Wednesday, October 20, 2010

Sexual Harassment Roundup

Schools prevailed in three recent Title IX cases involving sexual harassment:
  • A federal court in Pennsylvania refused to enjoin a university disciplinary proceeding allegedly filed in retaliation against a victim of sexual assault for reporting her abuser to authorities. The court recognized that the plaintiff "raises serious concerns about the protections afforded to victims of sexual assault" in that the hearing will require her to confront the person she has accused of sexual assault within one month of the alleged incident and to respond to his charges that her accusations are false. However, the court determined that the hearing itself does not amount to harassment or discrimination against the plaintiff, in part because it will be conducted by a chairperson who can ensure that all questions remain relevant and appropriate, and that the perpetrator of the alleged assault does not have the chance to directly question the victim. Sefanowtcz v. Bucknell Univ., 2010 WL 3938243 (M.D. Pa. Oct. 5, 2010).
  • An elementary school's response was sufficient to preclude Title IX liability for a sexual incident between kindergartners, a federal magistrate has ruled. School officials discovered that one boy touched another's genitals while alone together in the bathroom. The principal then discussed the incident with both boys and their parents, and required oversight to ensure that the boys would not use the bathroom at the same time. These efforts did not prevent a second sexually-suggestive incident between the boys in the bathroom, but they nevertheless could not be characterized as "deliberate indifference." There was no evidence other than the first incident that would have suggested that the perpetrating student would continue to harass the victim, so the district's decision to address this issue with a monitoring requirement. Nor does the fact that the boys somehow managed to evade the bathroom monitor charged to keep them separated render the school's response indifferent one. Brooks v. City of Philadelphia, 2010 WL 392835 (E.D. Pa. Oct. 5, 2010).
  • The Eight Circuit recently granted a school district's motion for summary judgment on a plaintiff's Title IX and constitutional claims stemming from the sexual misconduct of a basketball coach at Delight High School in Delight, Arkansas. The plaintiff's parents sued the school district and various officials after learning that the coach, Chad Smith, was having a sexual relationship with their daughter, a player on the team. On appeal from a decision denying the motion, the appellate court determined that the facts alleged failed to satisfy Title IX's requirement that school district officials have actual notice of sexual abuse or harassment and responded with deliberate indifference.

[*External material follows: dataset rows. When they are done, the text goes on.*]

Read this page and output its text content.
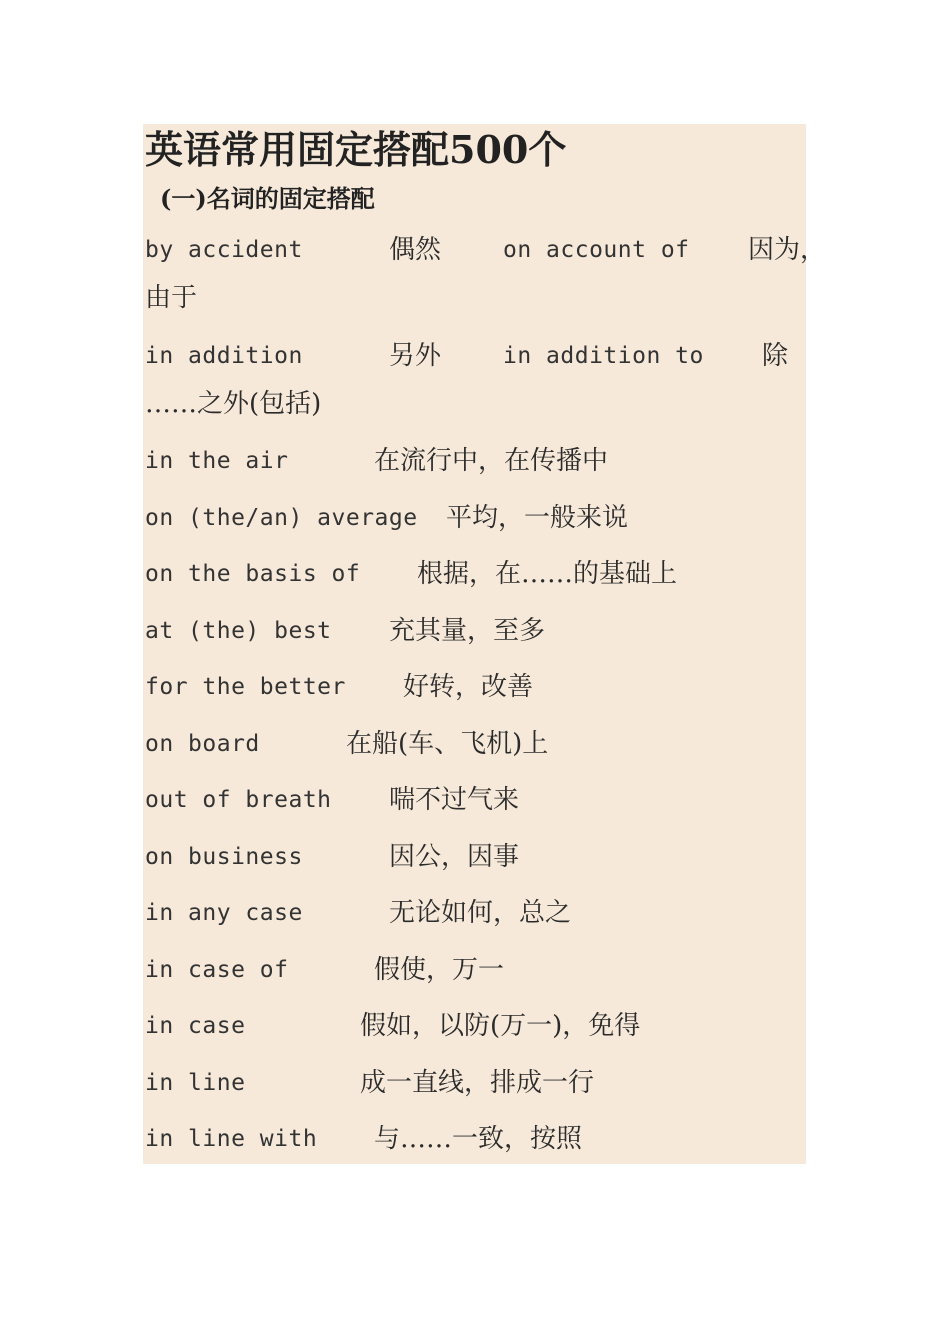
英语常用固定搭配500个
(一)名词的固定搭配
by accident	偶然	on account of 因为，
由于
in addition	另外	in addition to 除
……之外(包括)
in the air	在流行中，在传播中
on (the/an) average 平均，一般来说
on the basis of 根据，在……的基础上
at (the) best 充其量，至多
for the better 好转，改善
on board	在船(车、飞机)上
out of breath 喘不过气来
on business	因公，因事
in any case	无论如何，总之
in case of	假使，万一
in case	假如，以防(万一)，免得
in line	成一直线，排成一行
in line with 与……一致，按照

Specifically, the court rejected that prior claims of inappropriate text messaging by Smith produced such notice. District officials had investigated and addressed these messages, and with regards to the only message with sexually suggestive content, determined that it not been sent by the coach at all. The principal also followed up on a rumor that the plaintiff's daughter was skipping class to spend time with Smith, but found no evidence to corroborate this claim. Moreover, other claims of misconduct by the coach (threatening players and directing them in an act of poor sportsmanship) -- though resulting in the district's decision not to renew his contract -- failed to provide adequate notice that he was sleeping with a player. Doe v. Flaherty, 2010 WL 4068748 (8th Cir. Oct. 19, 2010).